New Namespace button - I think the placement looks good. The label is kind of long for a button, but I agree with you that its necessary to include the word "namespace" so I dont think anything can be done about it.

What is the checkbox next to the trashcan for? - Ohhh now I see that line is what it looks like if you change the role. On the New Namespace page, the changing role highlighting and checkmark doesn't make sense though, right? Since everything will be new?

One thing we might have to think through is adding Users to the new Namespace.

These questions are mixed backend and frontend and I realize they may initiate more work so I want to say that I'm happen to consider these ideas as enhancements once we get the POC out.

pavithraes commented 11 months ago

From meeting today, it'll be intuitive to rename the "developer" role to "editor"

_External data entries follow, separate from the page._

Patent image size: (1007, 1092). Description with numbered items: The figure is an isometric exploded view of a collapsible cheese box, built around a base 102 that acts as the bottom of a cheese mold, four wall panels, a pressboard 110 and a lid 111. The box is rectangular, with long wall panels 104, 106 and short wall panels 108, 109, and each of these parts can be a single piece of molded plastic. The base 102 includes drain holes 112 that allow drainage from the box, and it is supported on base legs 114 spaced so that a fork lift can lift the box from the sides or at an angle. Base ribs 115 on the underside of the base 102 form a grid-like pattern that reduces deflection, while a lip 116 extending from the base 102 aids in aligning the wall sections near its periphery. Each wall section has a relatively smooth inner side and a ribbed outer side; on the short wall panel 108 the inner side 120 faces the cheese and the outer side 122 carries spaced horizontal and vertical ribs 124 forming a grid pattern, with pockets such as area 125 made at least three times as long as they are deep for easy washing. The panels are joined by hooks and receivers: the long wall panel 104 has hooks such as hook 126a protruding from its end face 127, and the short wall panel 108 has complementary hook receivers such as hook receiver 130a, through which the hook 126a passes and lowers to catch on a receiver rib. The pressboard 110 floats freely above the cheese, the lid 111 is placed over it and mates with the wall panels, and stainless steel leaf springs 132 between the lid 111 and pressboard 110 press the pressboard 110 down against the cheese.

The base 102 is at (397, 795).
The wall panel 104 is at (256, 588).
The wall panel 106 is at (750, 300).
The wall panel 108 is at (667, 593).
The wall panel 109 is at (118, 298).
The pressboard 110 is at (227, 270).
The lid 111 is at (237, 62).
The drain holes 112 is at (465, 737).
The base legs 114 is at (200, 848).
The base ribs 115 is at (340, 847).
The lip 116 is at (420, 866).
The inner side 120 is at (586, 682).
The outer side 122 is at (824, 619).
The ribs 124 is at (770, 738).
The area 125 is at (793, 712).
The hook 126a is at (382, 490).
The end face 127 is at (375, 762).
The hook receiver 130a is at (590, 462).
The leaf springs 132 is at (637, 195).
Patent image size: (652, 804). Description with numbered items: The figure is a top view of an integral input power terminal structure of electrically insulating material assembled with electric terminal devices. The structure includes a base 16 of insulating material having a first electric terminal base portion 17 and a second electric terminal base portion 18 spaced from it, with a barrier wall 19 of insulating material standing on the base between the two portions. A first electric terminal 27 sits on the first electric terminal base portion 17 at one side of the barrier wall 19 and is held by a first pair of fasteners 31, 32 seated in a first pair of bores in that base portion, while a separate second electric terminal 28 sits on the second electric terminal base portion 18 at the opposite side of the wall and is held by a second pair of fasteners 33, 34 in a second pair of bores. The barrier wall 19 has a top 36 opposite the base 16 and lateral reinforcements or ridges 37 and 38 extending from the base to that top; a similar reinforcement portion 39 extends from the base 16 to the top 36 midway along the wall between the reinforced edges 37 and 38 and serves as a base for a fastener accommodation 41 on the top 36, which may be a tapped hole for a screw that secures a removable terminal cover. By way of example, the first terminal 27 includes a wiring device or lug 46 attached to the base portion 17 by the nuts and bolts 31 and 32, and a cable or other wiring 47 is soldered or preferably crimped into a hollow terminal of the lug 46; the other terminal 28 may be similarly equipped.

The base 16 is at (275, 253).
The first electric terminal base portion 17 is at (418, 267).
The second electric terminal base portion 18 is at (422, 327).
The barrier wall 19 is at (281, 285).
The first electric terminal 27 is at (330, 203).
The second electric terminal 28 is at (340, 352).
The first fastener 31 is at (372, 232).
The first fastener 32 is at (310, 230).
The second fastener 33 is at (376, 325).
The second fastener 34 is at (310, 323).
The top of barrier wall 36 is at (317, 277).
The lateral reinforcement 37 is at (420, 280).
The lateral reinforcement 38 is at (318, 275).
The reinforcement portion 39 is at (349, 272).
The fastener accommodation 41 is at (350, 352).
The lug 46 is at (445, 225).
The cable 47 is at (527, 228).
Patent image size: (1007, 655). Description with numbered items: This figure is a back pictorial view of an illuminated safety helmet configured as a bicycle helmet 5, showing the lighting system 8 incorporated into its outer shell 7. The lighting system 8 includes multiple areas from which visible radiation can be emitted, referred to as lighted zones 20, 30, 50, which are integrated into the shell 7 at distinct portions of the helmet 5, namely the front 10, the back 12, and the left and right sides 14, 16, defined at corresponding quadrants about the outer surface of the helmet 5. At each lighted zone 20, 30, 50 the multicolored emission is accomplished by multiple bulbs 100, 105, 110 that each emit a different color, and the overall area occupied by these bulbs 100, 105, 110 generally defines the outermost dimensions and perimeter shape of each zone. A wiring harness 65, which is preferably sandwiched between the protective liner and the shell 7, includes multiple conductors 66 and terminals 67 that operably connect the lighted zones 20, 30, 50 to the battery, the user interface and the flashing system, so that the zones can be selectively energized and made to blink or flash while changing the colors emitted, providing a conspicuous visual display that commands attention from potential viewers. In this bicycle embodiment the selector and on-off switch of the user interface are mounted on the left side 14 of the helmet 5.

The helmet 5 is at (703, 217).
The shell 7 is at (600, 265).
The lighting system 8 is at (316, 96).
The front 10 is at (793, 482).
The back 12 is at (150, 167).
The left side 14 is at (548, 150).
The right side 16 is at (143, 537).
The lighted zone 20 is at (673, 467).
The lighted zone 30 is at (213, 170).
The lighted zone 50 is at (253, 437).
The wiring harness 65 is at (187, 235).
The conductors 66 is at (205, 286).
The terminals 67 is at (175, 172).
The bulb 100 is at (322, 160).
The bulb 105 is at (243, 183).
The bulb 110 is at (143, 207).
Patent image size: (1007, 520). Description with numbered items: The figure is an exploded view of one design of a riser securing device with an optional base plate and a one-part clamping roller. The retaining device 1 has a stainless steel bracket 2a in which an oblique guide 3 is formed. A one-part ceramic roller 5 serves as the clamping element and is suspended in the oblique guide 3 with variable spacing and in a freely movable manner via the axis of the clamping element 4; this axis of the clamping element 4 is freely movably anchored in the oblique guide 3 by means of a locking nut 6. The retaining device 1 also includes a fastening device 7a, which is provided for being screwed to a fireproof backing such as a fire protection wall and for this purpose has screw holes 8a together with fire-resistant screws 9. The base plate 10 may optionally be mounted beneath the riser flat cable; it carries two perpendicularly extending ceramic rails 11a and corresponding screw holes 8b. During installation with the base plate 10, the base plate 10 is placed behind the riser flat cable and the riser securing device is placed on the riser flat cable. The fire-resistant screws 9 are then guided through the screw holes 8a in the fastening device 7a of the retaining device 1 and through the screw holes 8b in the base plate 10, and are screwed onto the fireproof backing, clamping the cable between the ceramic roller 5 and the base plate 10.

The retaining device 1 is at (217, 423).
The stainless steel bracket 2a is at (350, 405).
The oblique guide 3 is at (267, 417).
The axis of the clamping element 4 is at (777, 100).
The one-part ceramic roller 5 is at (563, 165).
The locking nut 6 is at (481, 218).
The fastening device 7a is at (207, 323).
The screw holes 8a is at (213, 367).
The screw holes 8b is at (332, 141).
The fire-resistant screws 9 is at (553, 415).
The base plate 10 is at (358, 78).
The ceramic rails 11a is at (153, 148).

nkaretnikov commented 11 months ago

From meeting today, it'll be intuitive to rename the "developer" role to "editor"

After making this change locally, I realized it introduces too many changes. It requires updating the default role mappings, the docs, the DB validation functions, and the tests (to support both of these roles). The current role mappings PR is already too big. This will be done separately. New issue: #675.

nkaretnikov commented 11 months ago

From the meeting today:

nkaretnikov commented 11 months ago

Migrating data from v1 to v2 role mappings will be done in a separate PR because it can cause issues during migration, which might require manual intervention. So a standalone function will be provided for those who need it. #681

nkaretnikov commented 11 months ago

Status update: asked Chris and Chuck to review PR #607. Also, allocated time for a meeting to answer questions to speed up review process.